SQL窗口函数教程及练习笔记(sqlite)
文章目录
- 教程
- 数据说明
- sqlite 代码
- rank函数
- 对比三种专业分组函数:rank, dense_rank, row_number
- 聚合函数作为窗口函数
- 使用场景
- 排名问题
- TopN问题
教程
通俗易懂的学会:SQL窗口函数 by 猴子
数据说明
数据为《sql面试50题》中的【成绩表】score,创建和插入数据可以在连接中找到。
sqlite 代码
我本地使用的是sqlite数据库。
mysql从8.0开始支持,leetcode上面的mysql版本比较老,因此没有在leetcode上面找题型做练习。
rank函数
SELECT
*,
rank() over (partition by c_id order by score DESC) as ranking
FROM
score;
结果
s_id c_id score ranking
---------- ---------- ---------- ----------
01 01 80 1
03 01 80 1
05 01 76 3
02 01 70 4
04 01 50 5
06 01 31 6
01 02 90 1
07 02 89 2
05 02 87 3
03 02 80 4
02 02 60 5
04 02 30 6
01 03 99 1
07 03 98 2
02 03 80 3
03 03 80 3
06 03 34 5
04 03 20 6
Run Time: real 0.001 user 0.000392 sys 0.000337
对比三种专业分组函数:rank, dense_rank, row_number
SELECT
*,
rank() over (partition by c_id order by score) as rank,
dense_rank() over (partition by c_id order by score) as dense_rank,
row_number() over (partition by c_id order by score) as row_number
FROM
score
WHERE
c_id = '03';
结果:
s_id c_id score rank dense_rank row_number
---------- ---------- ---------- ---------- ---------- ----------
04 03 20 1 1 1
06 03 34 2 2 2
02 03 80 3 3 3
03 03 80 3 3 4
07 03 98 5 4 5
01 03 99 6 5 6
Run Time: real 0.004 user 0.000366 sys 0.000869
rank: 对人按照分数排名,排名代表有多少个人(设为n)的分数比你高,排名=n+1
dense_rank: 对分数按照分数排名,排名代表有多少个分数(设为n)比你的分数高,排名=n+1
row_number: 对人按照次序排名,想象站了一列,有多少人(设为n)在你前面,排名=n+1
聚合函数作为窗口函数
SELECT
s_id,
score,
sum(score) over (order by s_id) as current_sum,
avg(score) over (order by s_id) as current_avg,
count(score) over (order by s_id) as current_count,
max(score) over (order by s_id) as current_max,
min(score) over (order by s_id) as current_min
FROM
score;
结果: 因为s_id并不唯一,虽然没有分组,只是按照s_id排序,其实也是一组一起算的(count函数最明显)。

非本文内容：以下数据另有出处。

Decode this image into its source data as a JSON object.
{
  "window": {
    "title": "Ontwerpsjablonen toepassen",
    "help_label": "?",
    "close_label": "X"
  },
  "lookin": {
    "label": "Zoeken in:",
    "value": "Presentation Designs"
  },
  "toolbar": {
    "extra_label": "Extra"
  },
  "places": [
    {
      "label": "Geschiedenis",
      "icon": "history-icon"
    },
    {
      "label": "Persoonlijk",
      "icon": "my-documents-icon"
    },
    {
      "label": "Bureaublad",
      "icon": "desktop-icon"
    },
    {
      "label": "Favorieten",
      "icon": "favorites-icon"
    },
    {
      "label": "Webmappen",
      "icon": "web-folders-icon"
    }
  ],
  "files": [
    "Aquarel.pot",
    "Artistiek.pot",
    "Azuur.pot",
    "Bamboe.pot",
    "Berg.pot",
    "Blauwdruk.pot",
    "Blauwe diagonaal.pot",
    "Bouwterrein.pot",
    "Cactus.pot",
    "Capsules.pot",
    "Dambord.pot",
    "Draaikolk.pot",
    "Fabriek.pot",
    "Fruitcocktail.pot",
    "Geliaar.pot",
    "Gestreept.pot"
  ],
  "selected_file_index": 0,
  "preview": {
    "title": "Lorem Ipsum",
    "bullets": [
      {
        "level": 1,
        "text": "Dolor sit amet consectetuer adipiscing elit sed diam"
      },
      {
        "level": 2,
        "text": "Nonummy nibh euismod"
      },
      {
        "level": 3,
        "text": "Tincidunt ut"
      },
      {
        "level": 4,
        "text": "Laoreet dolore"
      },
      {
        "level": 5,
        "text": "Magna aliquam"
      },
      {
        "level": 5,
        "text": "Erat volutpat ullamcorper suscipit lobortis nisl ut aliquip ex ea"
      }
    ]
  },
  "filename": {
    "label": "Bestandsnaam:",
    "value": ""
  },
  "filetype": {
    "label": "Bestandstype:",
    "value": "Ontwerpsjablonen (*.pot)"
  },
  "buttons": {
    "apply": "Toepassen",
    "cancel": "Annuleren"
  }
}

s_id score current_sum current_avg current_count current_max current_min
---------- ---------- ----------- ---------------- ------------- ----------- -----------
01 80 269 89.6666666666667 3 99 80
01 90 269 89.6666666666667 3 99 80
01 99 269 89.6666666666667 3 99 80
02 70 479 79.8333333333333 6 99 60
02 60 479 79.8333333333333 6 99 60
02 80 479 79.8333333333333 6 99 60
03 80 719 79.8888888888889 9 99 60
03 80 719 79.8888888888889 9 99 60
03 80 719 79.8888888888889 9 99 60
04 50 819 68.25 12 99 20
04 30 819 68.25 12 99 20
04 20 819 68.25 12 99 20
05 76 982 70.1428571428571 14 99 20
05 87 982 70.1428571428571 14 99 20
06 31 1047 65.4375 16 99 20
06 34 1047 65.4375 16 99 20
07 89 1234 68.5555555555556 18 99 20
07 98 1234 68.5555555555556 18 99 20
Run Time: real 0.001 user 0.000439 sys 0.000090
如果限定了考试科目,让s_id唯一,可以看到聚合函数是逐个增加的。
SELECT
s_id,
score,
sum(score) over (order by s_id) as current_sum,
avg(score) over (order by s_id) as current_avg,
count(score) over (order by s_id) as current_count,
max(score) over (order by s_id) as current_max,
min(score) over (order by s_id) as current_min
FROM
score
WHERE
c_id = '01';
结果
s_id score current_sum current_avg current_count current_max current_min
---------- ---------- ----------- ----------- ------------- ----------- -----------
01 80 80 80.0 1 80 80
02 70 150 75.0 2 80 70
03 80 230 76.66666666 3 80 70
04 50 280 70.0 4 80 50
05 76 356 71.2 5 80 50
06 31 387 64.5 6 80 31
使用场景
排名问题
参见sql面试50题中的19、20题,已给出窗口函数做法。
TopN问题
参见sql面试50题中的22、25、42题,已给出窗口函数做法。